Im Sommer des Vorjahres wurde Pollack mit dem Würdigungspreis für Publizistik der Stadt Wien in "Anerkennung für ein literarisch anspruchsvolles Lebenswerk, insbesondere in seiner ethischen Dimension" geehrt. Seine zahlreichen Auszeichnungen umfassen auch den Österreichischen Staatspreis für literarische Übersetzungen (2003), den Leipziger Buchpreis für Europäische Verständigung (2011), den Österreichischen Staatspreis für Kulturpublizistik oder den Johann-Heinrich-Merck-Preis (beide 2018). Dessen Jury hob Pollacks Beschäftigung mit "den vergessenen und verdrängten Ereignissen in der mitteleuropäischen Geschichte des 19. und 20. Jahrhunderts" hervor. "Wie sehr Geschichte eine Landschaft formt und dadurch wiederum das Leben der Menschen, die in ihr wohnen, wird durch die Essays von Martin Pollack begreifbar."

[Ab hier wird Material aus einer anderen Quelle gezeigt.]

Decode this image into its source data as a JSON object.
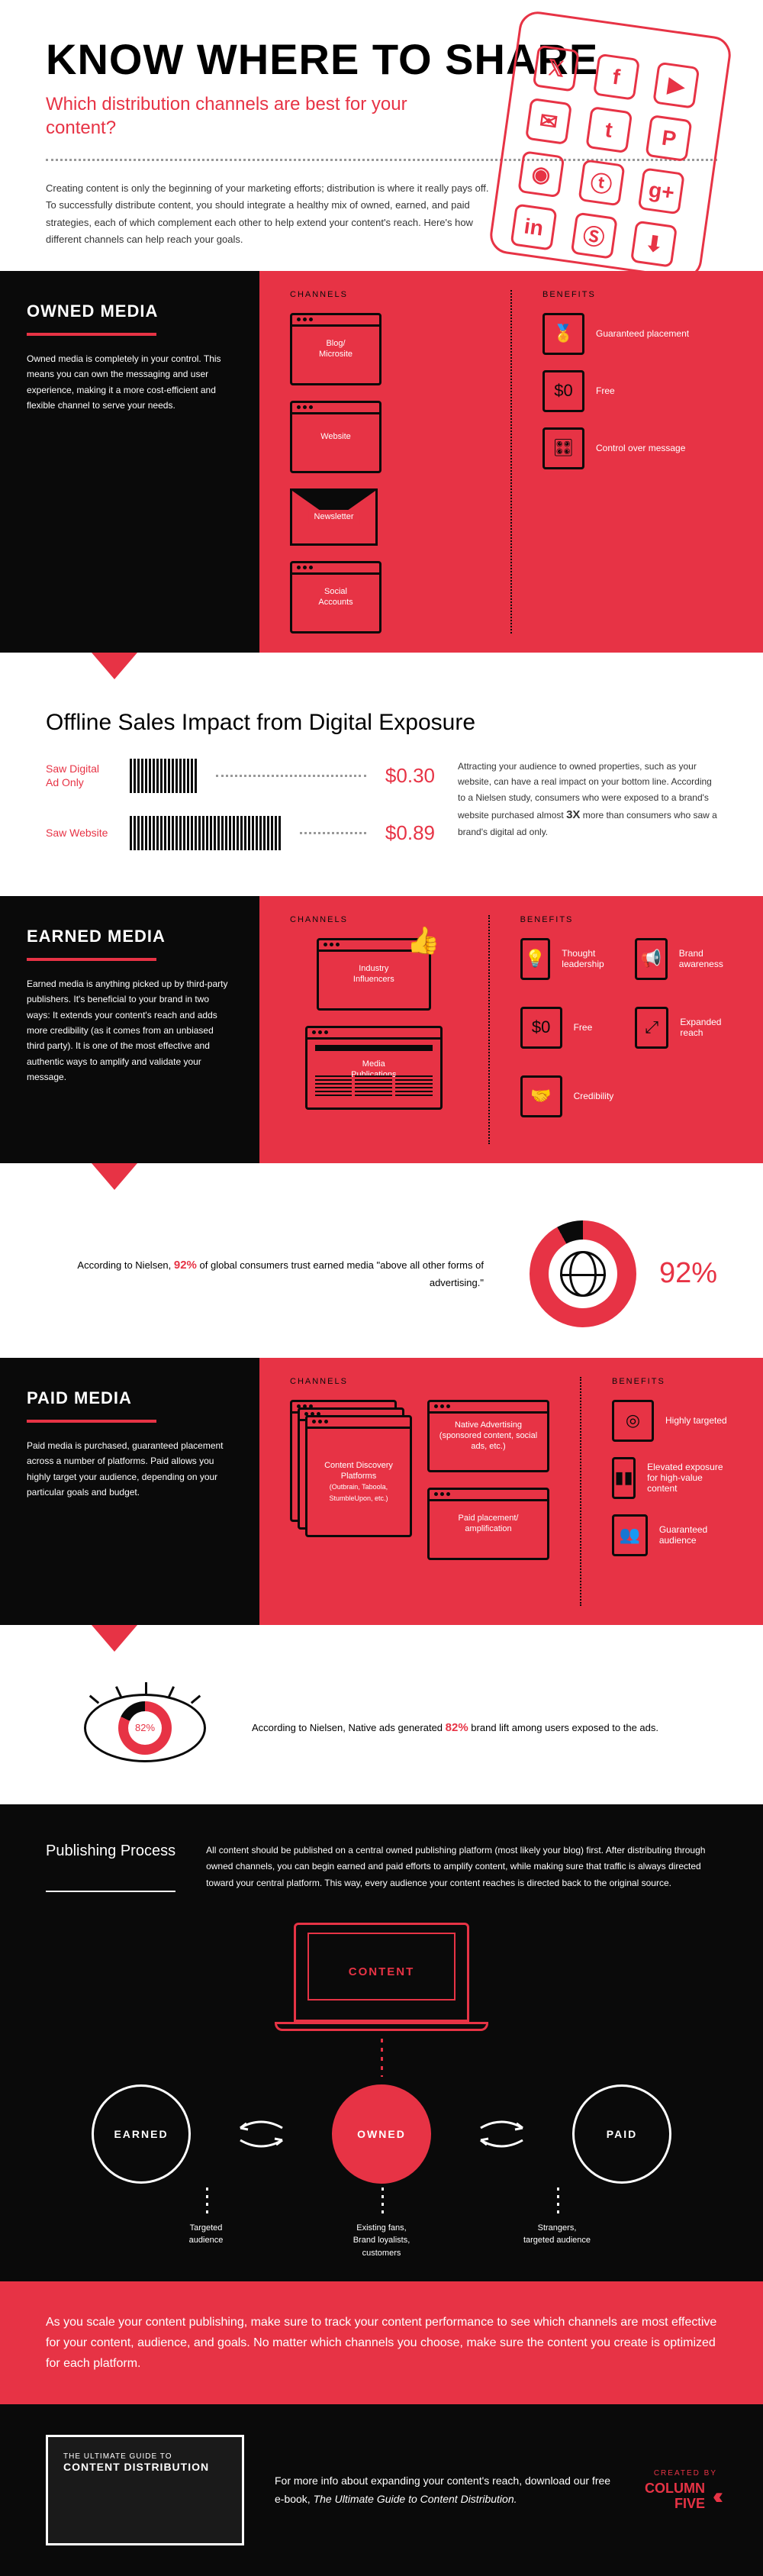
{
  "header": {
    "title": "KNOW WHERE TO SHARE",
    "subtitle": "Which distribution channels are best for your content?",
    "intro": "Creating content is only the beginning of your marketing efforts; distribution is where it really pays off. To successfully distribute content, you should integrate a healthy mix of owned, earned, and paid strategies, each of which complement each other to help extend your content's reach. Here's how different channels can help reach your goals."
  },
  "phone_icons": [
    "𝕏",
    "f",
    "▶",
    "✉",
    "t",
    "P",
    "◉",
    "ⓣ",
    "g+",
    "in",
    "Ⓢ",
    "⬇"
  ],
  "labels": {
    "channels": "CHANNELS",
    "benefits": "BENEFITS"
  },
  "owned": {
    "title": "OWNED MEDIA",
    "desc": "Owned media is completely in your control. This means you can own the messaging and user experience, making it a more cost-efficient and flexible channel to serve your needs.",
    "channels": [
      "Blog/\nMicrosite",
      "Website",
      "Newsletter",
      "Social\nAccounts"
    ],
    "benefits": [
      {
        "icon": "🏅",
        "text": "Guaranteed placement"
      },
      {
        "icon": "$0",
        "text": "Free"
      },
      {
        "icon": "🎛",
        "text": "Control over message"
      }
    ]
  },
  "offline": {
    "title": "Offline Sales Impact from Digital Exposure",
    "rows": [
      {
        "label": "Saw Digital Ad Only",
        "bars": 18,
        "value": "$0.30"
      },
      {
        "label": "Saw Website",
        "bars": 40,
        "value": "$0.89"
      }
    ],
    "text_pre": "Attracting your audience to owned properties, such as your website, can have a real impact on your bottom line. According to a Nielsen study, consumers who were exposed to a brand's website purchased almost ",
    "text_bold": "3X",
    "text_post": " more than consumers who saw a brand's digital ad only."
  },
  "earned": {
    "title": "EARNED MEDIA",
    "desc": "Earned media is anything picked up by third-party publishers. It's beneficial to your brand in two ways: It extends your content's reach and adds more credibility (as it comes from an unbiased third party). It is one of the most effective and authentic ways to amplify and validate your message.",
    "channels": [
      "Industry\nInfluencers",
      "Media\nPublications"
    ],
    "benefits": [
      {
        "icon": "💡",
        "text": "Thought leadership"
      },
      {
        "icon": "📢",
        "text": "Brand awareness"
      },
      {
        "icon": "$0",
        "text": "Free"
      },
      {
        "icon": "⤢",
        "text": "Expanded reach"
      },
      {
        "icon": "🤝",
        "text": "Credibility"
      }
    ],
    "stat_pre": "According to Nielsen, ",
    "stat_pct": "92%",
    "stat_post": " of global consumers trust earned media \"above all other forms of advertising.\"",
    "donut_pct": 92,
    "donut_label": "92%"
  },
  "paid": {
    "title": "PAID MEDIA",
    "desc": "Paid media is purchased, guaranteed placement across a number of platforms. Paid allows you highly target your audience, depending on your particular goals and budget.",
    "channel1": "Content Discovery Platforms",
    "channel1_sub": "(Outbrain, Taboola, StumbleUpon, etc.)",
    "channel2": "Native Advertising (sponsored content, social ads, etc.)",
    "channel3": "Paid placement/\namplification",
    "benefits": [
      {
        "icon": "◎",
        "text": "Highly targeted"
      },
      {
        "icon": "▮▮",
        "text": "Elevated exposure for high-value content"
      },
      {
        "icon": "👥",
        "text": "Guaranteed audience"
      }
    ],
    "stat_pre": "According to Nielsen, Native ads generated ",
    "stat_pct": "82%",
    "stat_post": " brand lift among users exposed to the ads.",
    "eye_pct": 82,
    "eye_label": "82%"
  },
  "publishing": {
    "title": "Publishing Process",
    "text": "All content should be published on a central owned publishing platform (most likely your blog) first. After distributing through owned channels, you can begin earned and paid efforts to amplify content, while making sure that traffic is always directed toward your central platform. This way, every audience your content reaches is directed back to the original source.",
    "content_label": "CONTENT",
    "nodes": [
      "EARNED",
      "OWNED",
      "PAID"
    ],
    "subs": [
      "Targeted\naudience",
      "Existing fans,\nBrand loyalists,\ncustomers",
      "Strangers,\ntargeted audience"
    ]
  },
  "callout": "As you scale your content publishing, make sure to track your content performance to see which channels are most effective for your content, audience, and goals. No matter which channels you choose, make sure the content you create is optimized for each platform.",
  "footer": {
    "ebook_small": "THE ULTIMATE GUIDE TO",
    "ebook_big": "CONTENT DISTRIBUTION",
    "text_pre": "For more info about expanding your content's reach, download our free e-book, ",
    "text_em": "The Ultimate Guide to Content Distribution.",
    "created_by": "CREATED BY",
    "brand": "COLUMN\nFIVE"
  },
  "colors": {
    "red": "#e73345",
    "black": "#0a0a0a"
  }
}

Der ausgewiesene Osteuropa-Kenner äußerte sich immer wieder auch zu den jüngsten politischen Veränderungen und zum russischen Angriffskrieg auf die Ukraine: "Es gibt wenig Grund zum Optimismus. Die Lage ist finster", sagte er zur APA, angesichts der Lage in der Ukraine, im Nahen Osten und der politischen Stimmungslage in der EU.